Download the study below:

Key Behavioral Risks Analyzed

The study focused on five critical behavioral risks:

  • Smoking: Whether a person is a heavy smoker, light smoker, or non-smoker.
  • Alcohol consumption: Ranging from binge drinking to moderate drinking.
  • Diet: The quality of one's diet, particularly focusing on fruit and vegetable consumption.
  • Physical activity: From sedentary lifestyles to active routines.
  • Stress: Self-perceived stress, classified as either high or low​.

For each of these risks, the researchers calculated how much each behavior affects life expectancy. For instance, heavy smokers were found to live approximately 11.5 years less than non-smokers. Meanwhile, those exposed to all five unhealthy behaviors (heavy smoking, poor diet, physical inactivity, high stress, and excessive alcohol consumption) experienced a 20-year reduction in life expectancy​.

Estimating Life Expectancy

To estimate life expectancy, the researchers used a combination of data on mortality risk and Health Utilities Index (HUI) scores, which measure the health-related quality of life across six domains such as mobility and cognition. This allowed them to assess not only how long people might live but also the quality of those years. This exploration of healthspan is one of the best documented studies of a large population set that clearly and definitively shows what you can do to live healthier for longer. By comparing life expectancy for those who exhibit healthy versus unhealthy behaviors, the calculator gives a detailed picture of how lifestyle changes might add years to your life—or conversely, shorten it​.

Behavioral Modifications and Gains

One of the most compelling findings from the study is the potential for gains in life expectancy through even modest changes in behavior. For example, the researchers found that if every Ontarian improved just their worst health behavior (e.g., if a smoker quit smoking or an inactive person became moderately active), the average life expectancy could increase by up to 3.7 years. In total, eliminating all five risk factors could add as much as 7.5 years to life expectancy and 9.8 years to health-adjusted life expectancy (years lived in good health)​.

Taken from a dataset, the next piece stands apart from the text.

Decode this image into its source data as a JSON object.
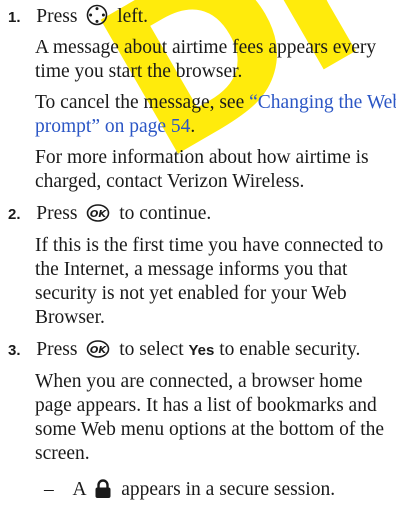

Disease Risk Calculators Help Proactive Health Management

Project BigLife goes beyond longevity predictions with a range of health risk calculators focused on conditions such as cardiovascular disease, dementia, and chronic kidney disease. These tools evaluate personal health habits and medical histories to estimate the likelihood of developing certain conditions. For instance, the cardiovascular disease calculator considers your diet, physical activity, and smoking status to give a detailed risk profile for heart attacks or strokes​

These calculators empower users to take proactive steps. A higher risk for heart disease or dementia doesn’t have to be an inevitable outcome. With this data in hand, users can adjust their habits and make health-conscious choices that reduce their risks​.

choosing to exercise and eat healthy fruits and vegetables so you can live longer

Guiding Life Planning Through Data

There's a shift in thinking that happens when you use this tool. Health no longer feels like something you can only manage by visiting the doctor once a year or taking the right medication. Instead, the Life Expectancy Calculator shows you that your day-to-day actions, no matter how small, are directly tied to your future.

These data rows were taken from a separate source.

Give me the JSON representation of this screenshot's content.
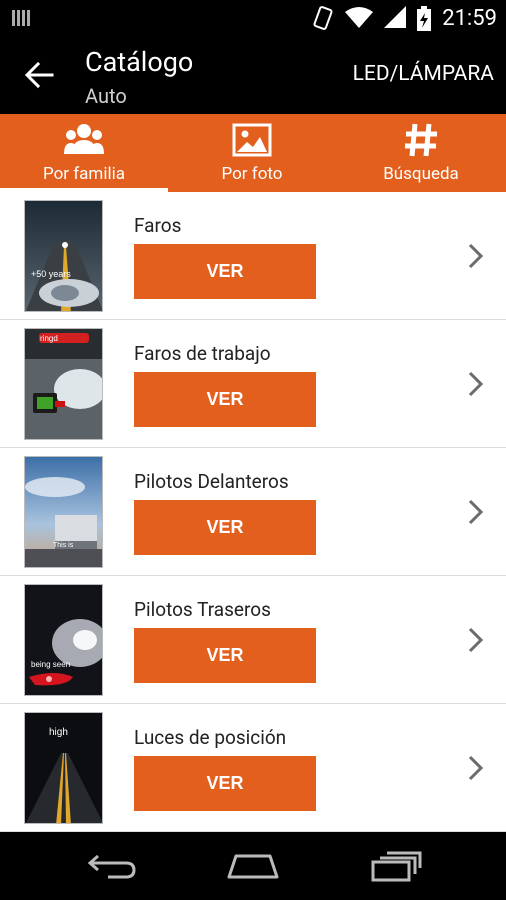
{
  "status_bar": {
    "time": "21:59"
  },
  "app_bar": {
    "title": "Catálogo",
    "subtitle": "Auto",
    "action": "LED/LÁMPARA"
  },
  "tabs": [
    {
      "label": "Por familia",
      "icon": "group-icon",
      "active": true
    },
    {
      "label": "Por foto",
      "icon": "image-icon",
      "active": false
    },
    {
      "label": "Búsqueda",
      "icon": "hash-icon",
      "active": false
    }
  ],
  "items": [
    {
      "name": "Faros",
      "button": "VER",
      "thumb_text": "+50 years"
    },
    {
      "name": "Faros de trabajo",
      "button": "VER",
      "thumb_text": "ringd"
    },
    {
      "name": "Pilotos Delanteros",
      "button": "VER",
      "thumb_text": "This is"
    },
    {
      "name": "Pilotos Traseros",
      "button": "VER",
      "thumb_text": "being seen"
    },
    {
      "name": "Luces de posición",
      "button": "VER",
      "thumb_text": "high"
    }
  ],
  "colors": {
    "accent": "#e35f1d",
    "bar": "#000000",
    "divider": "#dcdcdc"
  }
}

If you’ve been ignoring those five extra pounds or postponing your plans to start exercising, the calculator can act as a wake-up call. By turning lifestyle factors into a tangible estimate, it empowers people to take ownership of their health in a new way. The question of "How long will I live?" becomes less about fate and more about choice.

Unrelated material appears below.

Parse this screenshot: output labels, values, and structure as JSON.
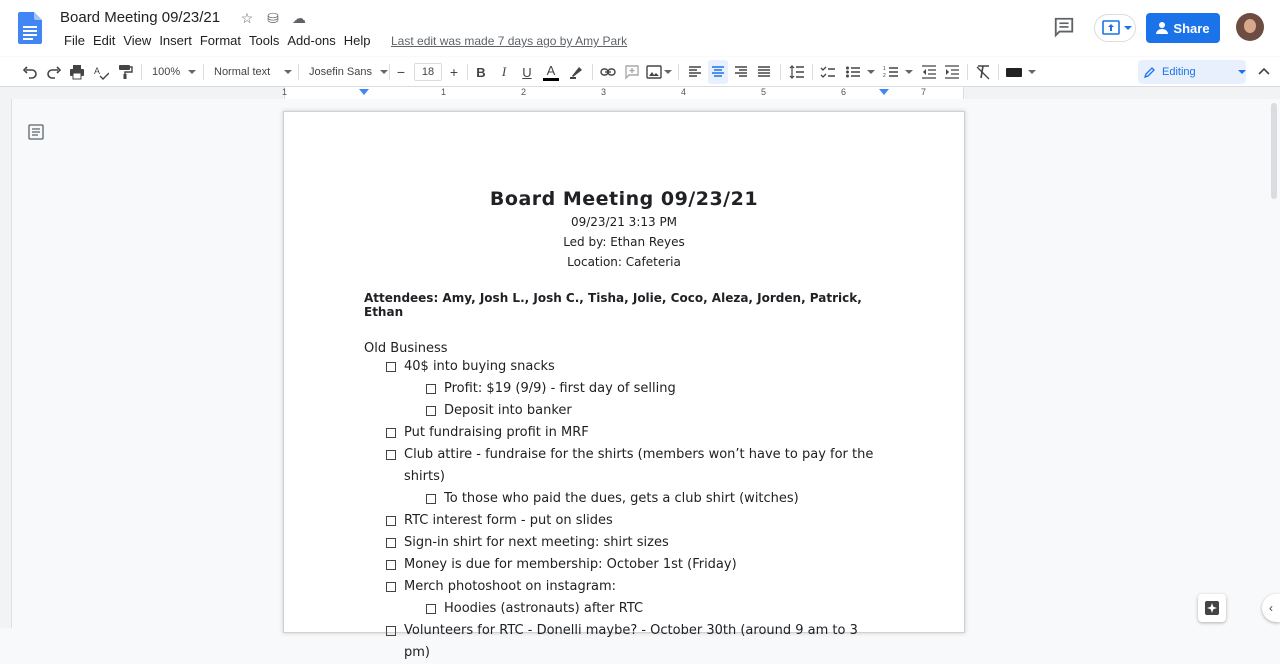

In a sense, the Life Expectancy Calculator doesn’t just give you an answer—it invites you to rewrite that answer through your actions. Each meal, each workout, each skipped cigarette becomes a step toward shaping the future you want to see. It's not just about the years added to your life, but the quality of those years, and knowing that many of these factors are in your hands is both powerful and liberating.